Our team adapted Transforming Masculinities to take account of these challenges, incorporating additional content and activities in the process. The adaptation drew on learnings from the Passages project which had already incorporated a component on healthy timing and spacing of pregnancies.
See our Masculinities, Faith and Peace resources
Female genital mutilation/cutting
The World Health Organization estimates that 200 million women and girls live with the consequences of Female Genital Mutilation/Cutting (FGM/C) in over 30 countries worldwide.
Tearfund’s programmes focus on a partnership between faith leaders and women and girls to bring an end to FGM/C. This includes strengthening the capacity of FGM/C survivors to speak out against FGM/C through awareness-raising and reinforcement of knowledge of FGM/C; leadership development for survivors who lead support groups; referral to services in the community that address survivors’ health needs and mentoring and coaching of key influencers who are themselves survivors.
Faith leaders are engaged through the Transforming Masculinities approach to advocate for an end of harmful social norms that lead to and perpetuate the practice of FGM/C. This is done through a series of community dialogues on faith, tradition and the root causes of FGM/C. Additionally, key survivors and faith leaders undertake advocacy initiatives around FGM/C legislation with policymakers at local and national levels.

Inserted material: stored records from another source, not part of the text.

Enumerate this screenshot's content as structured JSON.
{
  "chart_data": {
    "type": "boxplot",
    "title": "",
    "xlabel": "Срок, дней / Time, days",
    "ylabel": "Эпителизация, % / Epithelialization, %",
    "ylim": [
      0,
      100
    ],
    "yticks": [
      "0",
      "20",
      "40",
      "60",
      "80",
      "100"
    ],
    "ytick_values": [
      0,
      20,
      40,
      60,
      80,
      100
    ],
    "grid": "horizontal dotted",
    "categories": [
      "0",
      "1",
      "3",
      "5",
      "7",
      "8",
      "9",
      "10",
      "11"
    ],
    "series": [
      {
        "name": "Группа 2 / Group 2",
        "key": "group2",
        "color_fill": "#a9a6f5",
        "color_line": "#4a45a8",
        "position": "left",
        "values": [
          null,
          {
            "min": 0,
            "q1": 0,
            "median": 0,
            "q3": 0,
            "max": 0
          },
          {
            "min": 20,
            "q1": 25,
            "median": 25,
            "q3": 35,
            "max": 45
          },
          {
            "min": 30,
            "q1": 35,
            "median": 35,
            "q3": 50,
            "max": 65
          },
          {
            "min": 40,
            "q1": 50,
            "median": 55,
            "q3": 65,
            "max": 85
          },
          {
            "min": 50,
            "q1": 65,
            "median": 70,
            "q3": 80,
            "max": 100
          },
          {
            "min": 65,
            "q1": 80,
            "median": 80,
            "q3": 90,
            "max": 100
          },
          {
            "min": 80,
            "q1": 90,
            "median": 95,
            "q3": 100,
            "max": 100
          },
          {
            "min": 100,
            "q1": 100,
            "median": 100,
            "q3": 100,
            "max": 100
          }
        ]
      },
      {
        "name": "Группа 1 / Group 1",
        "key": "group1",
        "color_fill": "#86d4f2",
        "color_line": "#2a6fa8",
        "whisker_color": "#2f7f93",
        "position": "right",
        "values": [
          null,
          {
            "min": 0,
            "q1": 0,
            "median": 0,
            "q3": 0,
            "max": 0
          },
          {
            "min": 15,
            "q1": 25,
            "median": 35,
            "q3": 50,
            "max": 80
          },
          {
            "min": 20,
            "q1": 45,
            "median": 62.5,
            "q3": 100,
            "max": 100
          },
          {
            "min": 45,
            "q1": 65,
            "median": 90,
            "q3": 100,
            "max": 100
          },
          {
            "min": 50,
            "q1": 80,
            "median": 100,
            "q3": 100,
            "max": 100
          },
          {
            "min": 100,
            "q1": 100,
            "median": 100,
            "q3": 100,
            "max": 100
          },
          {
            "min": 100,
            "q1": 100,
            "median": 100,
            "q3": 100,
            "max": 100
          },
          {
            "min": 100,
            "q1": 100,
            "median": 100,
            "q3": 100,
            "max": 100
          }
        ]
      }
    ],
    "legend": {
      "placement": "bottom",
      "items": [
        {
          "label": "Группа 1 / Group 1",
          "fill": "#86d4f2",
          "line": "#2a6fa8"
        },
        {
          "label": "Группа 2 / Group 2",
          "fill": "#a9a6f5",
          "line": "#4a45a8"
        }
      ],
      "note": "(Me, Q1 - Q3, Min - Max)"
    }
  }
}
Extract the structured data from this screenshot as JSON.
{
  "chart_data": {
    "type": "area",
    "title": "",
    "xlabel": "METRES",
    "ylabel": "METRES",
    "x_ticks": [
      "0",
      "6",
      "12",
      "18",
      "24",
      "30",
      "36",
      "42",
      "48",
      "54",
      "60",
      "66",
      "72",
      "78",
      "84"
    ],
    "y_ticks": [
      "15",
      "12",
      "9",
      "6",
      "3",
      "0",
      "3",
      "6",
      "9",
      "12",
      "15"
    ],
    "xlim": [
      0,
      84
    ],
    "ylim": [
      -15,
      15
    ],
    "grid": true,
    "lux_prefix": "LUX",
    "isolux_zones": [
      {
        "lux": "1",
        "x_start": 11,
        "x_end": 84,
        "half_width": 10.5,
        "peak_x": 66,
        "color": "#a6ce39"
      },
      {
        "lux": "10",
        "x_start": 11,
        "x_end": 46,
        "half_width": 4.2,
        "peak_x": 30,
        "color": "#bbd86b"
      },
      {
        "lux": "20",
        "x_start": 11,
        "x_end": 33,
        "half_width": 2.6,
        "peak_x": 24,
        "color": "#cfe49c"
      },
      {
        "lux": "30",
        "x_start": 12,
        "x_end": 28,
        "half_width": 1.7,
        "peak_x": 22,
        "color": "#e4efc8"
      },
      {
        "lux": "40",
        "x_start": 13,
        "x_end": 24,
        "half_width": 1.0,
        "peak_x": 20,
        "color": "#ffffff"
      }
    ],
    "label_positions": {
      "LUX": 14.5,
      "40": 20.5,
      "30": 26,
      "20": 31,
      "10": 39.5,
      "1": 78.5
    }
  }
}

Discover our resources on FGM/C
Tearfund’s humanitarian response to SGBV
Preventing and responding to SGBV is life-saving, and is therefore a vital component of protection in any humanitarian response. Tearfund’s direct response can include:
- Providing access to appropriate medical, legal, and psychosocial services for survivors or supplying information on how to access available services (referral pathways)
- Sharing key messages on safety for women and girls in the community
- Prevention activities promoting gender equality
- Addressing social stigma, which is a key barrier to survivors accessing services
- Creating safe spaces for women to gather and discuss issues affecting them, and establishing mechanisms where violence can be reported and addressed.